Creating a company and the subsequent brand that goes with that company is an exciting and nerve wrenching time. At the early stages, there are a million different things to take into account. For every opportunity there is a challenge, such as predicting how the market is going to react to what you have to offer. Thus, it is of extreme importance to place yourself in your customer’s shoes when starting a business. More importantly, this sentiment should not change as a business develops and grows – seeing from the customer’s point of view is a value that needs to be woven right through your business.
Of course, this isn’t any new information, various forms of market research have been around for decades, some of them, even coming up to a century. Yet, these methods have obviously changed over time as technology, and what it allows the researcher and marketer to do has developed. Understanding your market also changes as you progress from a smaller company to a larger one. During this process of expansion, it is especially important to have insights into your target market, as you need to make sure the money being invested in your expansion will repay itself. In other words, you need to make sure the changes that occur during growth correlate with that of the wants and needs both of your current customers and those you hope to find.

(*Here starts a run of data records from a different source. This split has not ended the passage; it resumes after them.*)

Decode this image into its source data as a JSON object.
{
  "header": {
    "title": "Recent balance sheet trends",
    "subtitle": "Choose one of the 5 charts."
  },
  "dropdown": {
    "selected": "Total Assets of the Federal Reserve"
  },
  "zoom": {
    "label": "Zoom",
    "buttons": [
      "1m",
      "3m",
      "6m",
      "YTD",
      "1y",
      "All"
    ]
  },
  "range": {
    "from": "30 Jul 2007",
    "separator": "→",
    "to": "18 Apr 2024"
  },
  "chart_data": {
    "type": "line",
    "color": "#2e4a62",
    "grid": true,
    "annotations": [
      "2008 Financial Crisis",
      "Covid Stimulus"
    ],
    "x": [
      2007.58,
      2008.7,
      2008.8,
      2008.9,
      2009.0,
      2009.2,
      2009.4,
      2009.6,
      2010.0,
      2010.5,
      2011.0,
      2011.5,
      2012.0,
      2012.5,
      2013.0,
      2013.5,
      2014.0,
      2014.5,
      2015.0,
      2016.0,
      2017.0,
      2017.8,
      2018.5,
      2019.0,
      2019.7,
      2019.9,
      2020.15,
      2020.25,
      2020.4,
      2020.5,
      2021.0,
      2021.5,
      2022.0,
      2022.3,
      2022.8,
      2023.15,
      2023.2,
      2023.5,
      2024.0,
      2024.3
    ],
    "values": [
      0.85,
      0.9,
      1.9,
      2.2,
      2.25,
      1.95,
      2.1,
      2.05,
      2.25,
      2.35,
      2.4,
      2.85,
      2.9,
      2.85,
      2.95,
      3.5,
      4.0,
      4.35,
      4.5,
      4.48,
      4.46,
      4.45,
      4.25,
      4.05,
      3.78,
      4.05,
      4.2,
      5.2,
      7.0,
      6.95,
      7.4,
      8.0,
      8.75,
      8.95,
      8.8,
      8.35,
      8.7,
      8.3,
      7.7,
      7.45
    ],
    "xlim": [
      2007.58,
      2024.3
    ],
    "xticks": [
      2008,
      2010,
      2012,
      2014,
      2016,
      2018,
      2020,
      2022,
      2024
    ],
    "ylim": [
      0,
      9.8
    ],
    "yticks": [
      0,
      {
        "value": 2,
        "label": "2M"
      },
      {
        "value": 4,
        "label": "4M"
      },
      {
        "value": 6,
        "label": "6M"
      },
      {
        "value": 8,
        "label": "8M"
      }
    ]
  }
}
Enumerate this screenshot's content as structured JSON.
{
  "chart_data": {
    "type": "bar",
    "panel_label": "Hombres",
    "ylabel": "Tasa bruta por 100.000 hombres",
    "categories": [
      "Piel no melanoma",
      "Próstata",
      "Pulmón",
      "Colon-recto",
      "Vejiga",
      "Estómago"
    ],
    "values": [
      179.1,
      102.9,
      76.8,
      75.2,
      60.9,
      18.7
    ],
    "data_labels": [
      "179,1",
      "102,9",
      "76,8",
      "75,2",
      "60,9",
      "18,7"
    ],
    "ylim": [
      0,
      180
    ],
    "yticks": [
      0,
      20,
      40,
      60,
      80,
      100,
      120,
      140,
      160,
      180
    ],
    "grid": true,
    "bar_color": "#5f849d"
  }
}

There are of course methods and tools that can help gain valuable insights and place you in your customer’s shoes. For example, if you’re looking for a consumer insight agency, London has many for you to choose from. They benefit from the entrepreneurial opportunities in the city, with the latest technology pushed to its limit by clients hungry for data. A consumer insight agency helps you understand as potential customers needs and wants change and allow your business to evolve as your customers habits do, rather than having to play catch up. This sort of information is often used in three different areas of a business: product development, marketing and strategy. Consumer insight can mould and change how all three of these areas work completely.
Hopefully this has shown some of the potential of consumer insights for both business small and large, and more generally, why it is important for a business to regularly put itself in their customer’s shoes.